Sooo wow.. just when you think you know someone.. just when you think you've figured everything out.. just when it really feels "right"... just when you decide that this crazy "Plan B" idea is truly that, crazy... a Mac truck drives with full force towards your head and makes no indication of slowing..
What the hell?
What is so hard about being honest? What is so hard about sharing things that if NOT shared could be a breaking point??
Here are a few things I will never understand:
1. How it is so easy to go from being 100% to feeling like throwing in the towel all within a matter of seconds. This can't be a good sign. No?
2. Why people can't say what it is that they ACTUALLY mean to say. I understand needing a bit of time to gather your thoughts, but if your gonna break someone's heart, you better do so eloquently.
3. Men.
Good Lord, I need some help.

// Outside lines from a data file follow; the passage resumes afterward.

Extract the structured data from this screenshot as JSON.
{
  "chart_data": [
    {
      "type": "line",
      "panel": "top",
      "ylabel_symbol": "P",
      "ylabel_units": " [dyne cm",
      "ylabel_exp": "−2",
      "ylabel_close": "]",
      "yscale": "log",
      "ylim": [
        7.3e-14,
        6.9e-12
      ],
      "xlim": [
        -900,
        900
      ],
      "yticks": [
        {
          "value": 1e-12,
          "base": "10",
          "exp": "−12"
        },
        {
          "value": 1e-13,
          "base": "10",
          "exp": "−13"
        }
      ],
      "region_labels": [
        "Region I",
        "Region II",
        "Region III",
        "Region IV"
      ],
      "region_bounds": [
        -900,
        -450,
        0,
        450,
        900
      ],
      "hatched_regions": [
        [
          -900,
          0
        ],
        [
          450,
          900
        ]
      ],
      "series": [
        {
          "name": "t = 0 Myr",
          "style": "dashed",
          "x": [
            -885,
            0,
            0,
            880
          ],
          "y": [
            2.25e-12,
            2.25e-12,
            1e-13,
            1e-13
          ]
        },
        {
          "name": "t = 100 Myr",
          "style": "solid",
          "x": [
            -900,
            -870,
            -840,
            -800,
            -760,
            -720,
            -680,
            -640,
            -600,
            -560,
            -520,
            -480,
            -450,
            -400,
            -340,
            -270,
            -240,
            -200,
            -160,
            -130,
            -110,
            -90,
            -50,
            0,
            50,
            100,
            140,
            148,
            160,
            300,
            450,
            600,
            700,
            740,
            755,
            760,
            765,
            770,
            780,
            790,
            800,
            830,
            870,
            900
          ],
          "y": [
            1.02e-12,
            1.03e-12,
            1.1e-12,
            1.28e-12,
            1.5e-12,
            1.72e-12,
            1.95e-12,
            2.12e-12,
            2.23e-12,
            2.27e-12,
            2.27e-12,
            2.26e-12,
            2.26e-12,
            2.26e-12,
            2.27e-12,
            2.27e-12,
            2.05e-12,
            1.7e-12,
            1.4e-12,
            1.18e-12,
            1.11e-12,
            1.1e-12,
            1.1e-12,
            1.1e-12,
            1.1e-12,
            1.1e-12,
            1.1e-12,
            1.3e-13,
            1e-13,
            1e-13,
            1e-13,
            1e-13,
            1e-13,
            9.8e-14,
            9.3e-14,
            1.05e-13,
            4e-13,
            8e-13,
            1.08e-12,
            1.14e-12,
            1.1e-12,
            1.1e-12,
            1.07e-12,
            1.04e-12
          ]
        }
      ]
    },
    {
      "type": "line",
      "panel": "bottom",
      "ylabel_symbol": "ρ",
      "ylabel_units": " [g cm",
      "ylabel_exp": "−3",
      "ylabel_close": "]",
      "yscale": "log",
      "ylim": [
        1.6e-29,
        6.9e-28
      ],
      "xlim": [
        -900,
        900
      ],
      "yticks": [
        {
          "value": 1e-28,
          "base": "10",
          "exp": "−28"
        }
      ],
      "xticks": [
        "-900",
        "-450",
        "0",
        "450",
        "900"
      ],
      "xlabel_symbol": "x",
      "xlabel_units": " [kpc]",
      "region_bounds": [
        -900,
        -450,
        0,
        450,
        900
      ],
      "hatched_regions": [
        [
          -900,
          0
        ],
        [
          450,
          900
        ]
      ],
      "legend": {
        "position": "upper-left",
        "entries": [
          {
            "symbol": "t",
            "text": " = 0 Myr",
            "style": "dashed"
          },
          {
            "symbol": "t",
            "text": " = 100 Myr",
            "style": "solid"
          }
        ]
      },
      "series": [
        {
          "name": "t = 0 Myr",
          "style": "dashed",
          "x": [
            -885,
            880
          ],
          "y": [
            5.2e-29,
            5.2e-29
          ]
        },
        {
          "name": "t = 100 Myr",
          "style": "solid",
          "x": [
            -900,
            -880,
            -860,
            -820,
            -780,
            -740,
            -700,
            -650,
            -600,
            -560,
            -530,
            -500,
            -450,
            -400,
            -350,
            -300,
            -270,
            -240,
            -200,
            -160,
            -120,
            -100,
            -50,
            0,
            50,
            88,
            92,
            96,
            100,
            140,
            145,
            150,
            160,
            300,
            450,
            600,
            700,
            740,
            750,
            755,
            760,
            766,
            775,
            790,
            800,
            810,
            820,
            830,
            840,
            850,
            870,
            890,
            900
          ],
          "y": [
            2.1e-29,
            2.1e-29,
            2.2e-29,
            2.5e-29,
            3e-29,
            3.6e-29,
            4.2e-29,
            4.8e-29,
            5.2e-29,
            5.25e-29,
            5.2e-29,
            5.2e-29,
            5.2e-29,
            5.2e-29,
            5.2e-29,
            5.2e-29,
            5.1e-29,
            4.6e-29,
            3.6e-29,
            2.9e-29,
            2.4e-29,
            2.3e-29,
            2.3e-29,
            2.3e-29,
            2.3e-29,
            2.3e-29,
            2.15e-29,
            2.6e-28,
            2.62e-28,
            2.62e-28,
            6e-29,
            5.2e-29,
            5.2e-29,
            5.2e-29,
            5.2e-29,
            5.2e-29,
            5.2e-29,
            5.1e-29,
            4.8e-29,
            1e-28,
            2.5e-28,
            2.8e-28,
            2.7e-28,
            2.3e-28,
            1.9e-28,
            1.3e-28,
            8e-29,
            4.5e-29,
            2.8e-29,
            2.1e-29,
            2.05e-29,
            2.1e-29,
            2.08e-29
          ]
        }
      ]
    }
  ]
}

Theres a knot in my throat the size of a grapefruit and I have a feeling its gonna break loose here in the next few moments.
I honestly don't know what to do right now. I don't know how to handle this- which is something I am not very accustomed to. People come to ME for answers and I usually have them. Only now, in the midst of my struggle, I've got nothin. I'm coming up pretty empty handed. This is incredibly difficult.
This gives my crazy "Plan B" idea much more foundation to stand on. Maybe I should just go for it?
So sorry for being quite vague. We'll see how much I can share in the near future.